Estamos, entonces, ante una de las formas más puras de hacer teatro —la de un único actor sobre el escenario— también de las más sencillas y, a la vez, más complejas; antónimos que conviven y que solo los intérpretes de raza son capaces de sostener. El cambio de registro según el momento del texto, la proyección de la voz o la interacción con los elementos escénicos son prueba de cómo una interpretación puede trasladarnos a un puñado de lugares distintos sin necesidad de artificios. Y, en este caso, Sacristán no solo cumple las expectativas: las arrebata.

José Sacristán en El hijo de la cómica. Imagen de Diego Miranda Campo.
Fuente imagen: https://madridesteatro.com

La narración avanza y sigue dibujando nuevos vértices en esta cuadratura que es El hijo de la cómica. Es inevitable detenerse en lo que supusieron las figuras femeninas para Fernán Gómez, tanto en su desarrollo como artista como en su crecimiento personal. El cariño y la dulzura ácida de su abuela —con la que compartió tantas charlas— contrarrestan la ausencia de su madre durante los primeros años, entregada al servicio de su profesión, aunque más tarde quiso redimirse acompañándole en sus primeras experiencias como cómico y actor. Aquí se ensalza la importancia de la crianza afectiva en una época en la que ese término ni siquiera se vislumbraba. Desde el cariño y la melancolía, resulta fascinante ver y escuchar cómo Sacristán atraviesa todas las emociones que conlleva el vaivén de vivir así, en una tournée constante.

Otra de las claves de la función es entender el contexto histórico en el que se enmarca. Decía que Fernán Gómez nació a comienzos de los años veinte y fue testigo de todas las formas posibles de ejercer el poder: de la monarquía a la república, y de ahí a la posterior dictadura de Franco. Antes, un escenario de guerra y posguerra que mermó las posibilidades laborales —y de supervivencia— de quienes se ganaban la vida poniéndose en la piel de otros.

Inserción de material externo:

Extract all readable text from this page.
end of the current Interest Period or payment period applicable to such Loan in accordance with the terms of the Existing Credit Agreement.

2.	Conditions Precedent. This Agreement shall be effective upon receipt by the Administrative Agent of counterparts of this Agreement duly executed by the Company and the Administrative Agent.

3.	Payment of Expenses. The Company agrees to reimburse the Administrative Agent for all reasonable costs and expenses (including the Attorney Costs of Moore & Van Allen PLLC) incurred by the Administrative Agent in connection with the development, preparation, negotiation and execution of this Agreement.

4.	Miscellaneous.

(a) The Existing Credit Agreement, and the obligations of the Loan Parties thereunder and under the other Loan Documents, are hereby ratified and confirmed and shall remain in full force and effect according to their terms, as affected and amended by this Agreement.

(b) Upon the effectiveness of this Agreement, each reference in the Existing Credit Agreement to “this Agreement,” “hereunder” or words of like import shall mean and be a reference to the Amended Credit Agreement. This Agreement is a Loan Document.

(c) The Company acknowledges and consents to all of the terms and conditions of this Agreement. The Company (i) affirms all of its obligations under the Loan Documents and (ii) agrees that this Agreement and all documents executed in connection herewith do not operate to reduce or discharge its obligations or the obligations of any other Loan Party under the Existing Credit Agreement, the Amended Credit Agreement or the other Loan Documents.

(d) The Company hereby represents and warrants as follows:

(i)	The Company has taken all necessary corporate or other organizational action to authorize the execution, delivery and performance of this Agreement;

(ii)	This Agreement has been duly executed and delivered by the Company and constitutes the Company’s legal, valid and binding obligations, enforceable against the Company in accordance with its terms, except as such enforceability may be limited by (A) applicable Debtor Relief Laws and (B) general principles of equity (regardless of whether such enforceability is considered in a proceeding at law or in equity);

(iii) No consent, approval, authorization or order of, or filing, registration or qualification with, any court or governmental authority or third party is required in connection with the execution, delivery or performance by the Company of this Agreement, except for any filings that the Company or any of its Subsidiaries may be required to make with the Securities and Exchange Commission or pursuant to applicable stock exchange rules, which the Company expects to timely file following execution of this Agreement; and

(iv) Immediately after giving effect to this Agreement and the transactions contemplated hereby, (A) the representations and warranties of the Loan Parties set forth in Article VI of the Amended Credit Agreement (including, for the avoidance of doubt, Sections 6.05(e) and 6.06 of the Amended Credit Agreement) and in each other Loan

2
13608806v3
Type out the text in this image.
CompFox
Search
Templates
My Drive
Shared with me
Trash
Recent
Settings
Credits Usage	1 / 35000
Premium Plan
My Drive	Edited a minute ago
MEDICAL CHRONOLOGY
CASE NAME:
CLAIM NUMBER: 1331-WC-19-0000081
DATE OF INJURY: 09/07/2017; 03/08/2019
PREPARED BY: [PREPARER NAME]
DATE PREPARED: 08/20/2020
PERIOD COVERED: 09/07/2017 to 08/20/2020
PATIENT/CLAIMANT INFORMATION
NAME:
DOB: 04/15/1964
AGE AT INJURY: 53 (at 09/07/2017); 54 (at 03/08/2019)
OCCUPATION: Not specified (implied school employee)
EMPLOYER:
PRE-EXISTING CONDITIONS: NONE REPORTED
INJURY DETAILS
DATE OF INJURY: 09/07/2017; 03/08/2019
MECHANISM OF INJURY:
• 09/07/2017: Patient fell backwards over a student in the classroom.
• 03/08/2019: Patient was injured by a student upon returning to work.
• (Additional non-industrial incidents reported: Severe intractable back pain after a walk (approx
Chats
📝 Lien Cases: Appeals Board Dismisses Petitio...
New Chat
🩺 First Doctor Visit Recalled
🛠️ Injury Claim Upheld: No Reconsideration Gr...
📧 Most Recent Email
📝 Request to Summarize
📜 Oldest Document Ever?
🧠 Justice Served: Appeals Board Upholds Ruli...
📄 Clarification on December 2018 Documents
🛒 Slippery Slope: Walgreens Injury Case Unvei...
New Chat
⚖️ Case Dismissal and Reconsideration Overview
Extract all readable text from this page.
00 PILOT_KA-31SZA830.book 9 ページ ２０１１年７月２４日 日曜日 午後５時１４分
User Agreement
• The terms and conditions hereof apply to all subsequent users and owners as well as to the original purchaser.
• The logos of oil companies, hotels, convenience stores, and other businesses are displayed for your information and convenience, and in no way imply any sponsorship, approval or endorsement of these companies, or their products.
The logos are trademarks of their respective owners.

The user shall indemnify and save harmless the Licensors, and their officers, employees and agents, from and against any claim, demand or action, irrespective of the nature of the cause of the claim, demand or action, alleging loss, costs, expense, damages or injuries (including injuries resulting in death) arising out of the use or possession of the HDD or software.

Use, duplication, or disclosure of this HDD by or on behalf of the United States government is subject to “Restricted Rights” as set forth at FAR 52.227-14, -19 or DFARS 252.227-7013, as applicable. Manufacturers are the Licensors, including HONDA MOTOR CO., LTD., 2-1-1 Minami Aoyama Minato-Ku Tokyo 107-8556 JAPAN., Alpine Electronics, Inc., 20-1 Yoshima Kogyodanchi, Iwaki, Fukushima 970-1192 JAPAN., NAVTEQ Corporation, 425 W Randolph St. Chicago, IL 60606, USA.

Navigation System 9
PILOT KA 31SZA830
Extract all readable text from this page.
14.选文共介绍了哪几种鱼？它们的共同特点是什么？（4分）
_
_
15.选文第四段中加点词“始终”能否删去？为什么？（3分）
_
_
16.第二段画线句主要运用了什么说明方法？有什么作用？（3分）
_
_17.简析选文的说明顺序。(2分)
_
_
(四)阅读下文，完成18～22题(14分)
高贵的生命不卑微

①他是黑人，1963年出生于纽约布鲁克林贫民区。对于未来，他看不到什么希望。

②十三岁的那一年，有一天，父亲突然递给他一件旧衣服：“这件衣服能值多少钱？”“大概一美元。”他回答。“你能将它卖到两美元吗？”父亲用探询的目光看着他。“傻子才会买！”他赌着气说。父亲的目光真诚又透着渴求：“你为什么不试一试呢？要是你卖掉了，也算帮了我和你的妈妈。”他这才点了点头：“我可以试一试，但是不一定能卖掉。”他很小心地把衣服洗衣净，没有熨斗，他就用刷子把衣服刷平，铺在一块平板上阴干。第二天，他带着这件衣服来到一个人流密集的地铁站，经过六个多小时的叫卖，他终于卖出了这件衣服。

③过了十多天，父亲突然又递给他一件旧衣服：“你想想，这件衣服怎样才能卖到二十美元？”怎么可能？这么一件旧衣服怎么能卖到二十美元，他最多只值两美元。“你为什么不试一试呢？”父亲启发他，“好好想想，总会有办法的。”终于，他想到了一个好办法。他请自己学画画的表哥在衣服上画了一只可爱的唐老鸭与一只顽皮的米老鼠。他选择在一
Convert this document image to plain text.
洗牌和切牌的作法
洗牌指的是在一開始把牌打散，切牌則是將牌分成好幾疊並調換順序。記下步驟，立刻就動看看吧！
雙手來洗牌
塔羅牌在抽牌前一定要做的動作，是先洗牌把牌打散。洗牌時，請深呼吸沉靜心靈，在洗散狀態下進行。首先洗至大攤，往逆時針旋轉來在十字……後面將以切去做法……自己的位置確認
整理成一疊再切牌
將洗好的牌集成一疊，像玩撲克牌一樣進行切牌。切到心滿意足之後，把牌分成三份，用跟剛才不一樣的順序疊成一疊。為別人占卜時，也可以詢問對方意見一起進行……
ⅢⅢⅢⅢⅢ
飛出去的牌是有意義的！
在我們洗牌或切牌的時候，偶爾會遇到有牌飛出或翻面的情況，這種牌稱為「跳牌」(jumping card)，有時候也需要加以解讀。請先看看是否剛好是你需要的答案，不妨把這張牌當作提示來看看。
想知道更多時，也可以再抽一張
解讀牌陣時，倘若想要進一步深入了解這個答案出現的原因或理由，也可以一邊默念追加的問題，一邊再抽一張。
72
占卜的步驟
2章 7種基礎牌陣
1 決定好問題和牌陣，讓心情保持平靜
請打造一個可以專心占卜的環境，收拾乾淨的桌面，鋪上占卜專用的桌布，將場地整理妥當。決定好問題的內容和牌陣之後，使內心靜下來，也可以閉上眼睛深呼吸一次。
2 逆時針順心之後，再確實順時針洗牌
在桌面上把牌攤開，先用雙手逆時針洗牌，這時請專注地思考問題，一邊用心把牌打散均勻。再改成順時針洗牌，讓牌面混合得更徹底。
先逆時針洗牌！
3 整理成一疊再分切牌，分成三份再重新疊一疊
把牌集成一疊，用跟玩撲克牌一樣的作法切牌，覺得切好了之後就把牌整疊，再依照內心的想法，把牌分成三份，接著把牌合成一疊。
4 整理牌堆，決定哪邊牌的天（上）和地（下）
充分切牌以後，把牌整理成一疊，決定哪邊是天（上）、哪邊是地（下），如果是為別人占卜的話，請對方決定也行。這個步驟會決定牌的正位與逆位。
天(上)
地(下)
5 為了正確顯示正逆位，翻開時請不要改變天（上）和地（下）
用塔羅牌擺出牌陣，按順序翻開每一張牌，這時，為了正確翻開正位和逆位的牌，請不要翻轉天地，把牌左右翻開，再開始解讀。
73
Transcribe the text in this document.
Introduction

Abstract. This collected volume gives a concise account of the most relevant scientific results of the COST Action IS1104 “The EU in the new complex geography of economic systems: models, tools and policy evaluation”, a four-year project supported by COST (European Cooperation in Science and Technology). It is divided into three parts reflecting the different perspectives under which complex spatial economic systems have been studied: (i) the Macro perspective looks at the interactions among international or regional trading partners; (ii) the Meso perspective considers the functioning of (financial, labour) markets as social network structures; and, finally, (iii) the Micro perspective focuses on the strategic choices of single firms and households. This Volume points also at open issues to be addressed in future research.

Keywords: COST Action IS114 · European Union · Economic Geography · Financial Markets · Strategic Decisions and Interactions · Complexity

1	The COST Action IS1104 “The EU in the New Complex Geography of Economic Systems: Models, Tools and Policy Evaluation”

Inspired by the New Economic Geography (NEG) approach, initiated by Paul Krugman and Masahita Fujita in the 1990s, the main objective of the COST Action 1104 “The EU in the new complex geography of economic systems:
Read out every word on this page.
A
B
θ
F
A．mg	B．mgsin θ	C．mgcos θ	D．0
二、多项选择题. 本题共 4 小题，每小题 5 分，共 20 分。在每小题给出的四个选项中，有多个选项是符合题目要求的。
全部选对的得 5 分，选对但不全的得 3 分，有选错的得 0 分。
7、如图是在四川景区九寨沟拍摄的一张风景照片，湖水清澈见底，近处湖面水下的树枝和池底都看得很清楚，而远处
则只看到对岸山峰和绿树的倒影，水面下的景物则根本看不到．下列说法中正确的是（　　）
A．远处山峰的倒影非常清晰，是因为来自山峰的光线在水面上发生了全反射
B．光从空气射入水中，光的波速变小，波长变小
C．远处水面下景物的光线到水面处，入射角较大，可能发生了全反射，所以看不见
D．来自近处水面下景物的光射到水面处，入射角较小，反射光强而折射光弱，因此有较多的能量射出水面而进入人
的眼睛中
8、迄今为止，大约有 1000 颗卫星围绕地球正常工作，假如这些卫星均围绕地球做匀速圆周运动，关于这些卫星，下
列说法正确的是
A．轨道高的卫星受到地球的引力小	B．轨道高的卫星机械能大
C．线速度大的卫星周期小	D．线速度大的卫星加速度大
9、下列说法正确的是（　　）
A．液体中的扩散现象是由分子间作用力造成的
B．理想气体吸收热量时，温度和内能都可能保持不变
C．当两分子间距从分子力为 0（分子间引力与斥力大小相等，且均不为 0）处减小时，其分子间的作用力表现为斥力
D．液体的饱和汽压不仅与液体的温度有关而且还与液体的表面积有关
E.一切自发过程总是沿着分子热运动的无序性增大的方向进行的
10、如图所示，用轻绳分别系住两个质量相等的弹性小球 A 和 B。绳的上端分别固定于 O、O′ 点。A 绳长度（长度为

Hay una parte que me llamó especialmente la atención durante la obra: esa en la que Sacristán relata cómo, una noche después de una función, Fernando volvía a casa sin cruzarse con nadie, con el alumbrado público apagado y las persianas de las casas echadas para que no se filtrara ni una rendija de luz. Una metáfora perfecta de lo que supuso trabajar en aquel contexto oscuro del que, aun así, Fernán Gómez consiguió salir airoso. No solo para continuar su carrera como actor, sino también para explorar otras disciplinas como la dramaturgia o la escritura.

Pero si la columna vertebral del teatro —que para mí es el texto— está cargada de intenciones en El hijo de la cómica, hay que destacar también el trabajo impecable de la parte técnica. El atrezzo, sencillo pero perfectamente dispuesto sobre el escenario, cumple un papel esencial a la hora de narrar las distintas etapas por las que transita Fernán Gómez. Por ejemplo, cuando conversa con su abuela, lo sabemos porque su cajita de coser y su silla reposan a un lado del escenario; y cuando lo hace con su madre, se sienta al fondo, sobre una especie de baúl que podría ser la metáfora de sus recuerdos.

Las luces, cálidas durante casi toda la función e intensas en los momentos clave, acompañan un discurso que se apoya en imágenes proyectadas: carteles de sus obras, fragmentos de su filmografía y una fotografía final que pasa del blanco y negro al color de manera gradual. En esa imagen, el polifacético personaje se hace completamente presente, logrando lo que —deduzco— fue el deseo de Sacristán al concebir esta adaptación: traerlo de nuevo al ahora.

Fernando Fernán Gómez y Carola Fernán Gómez.
Fuente imagen: https://www.inoutviajes.com

Es jueves por la noche y, aunque ha chispeado un poco, no hace frío. Salgo de la mano de Rubén, que, como siempre, ha sido el artífice de que yo siga saciando mi sed de observar. Es el comienzo del último fin de semana de Sacristán en este escenario que tantas veces ha pisado, y salgo con la certeza de haber cumplido un deseo genuino: el de disfrutar por fin de su maestría, esa que atrapa desde el instante en que su silueta emerge entre las luces.

Me siento muy afortunada de haber formado parte de ese aplauso largo a uno de los mejores actores que tenemos, con los ecos de otro que nos dejó un legado cultural impecable.

El hijo de la cómica sigue girando por los teatros de España. Si pasa cerca de ti, regálate el privilegio de verla: es una lección de arte, memoria y vida.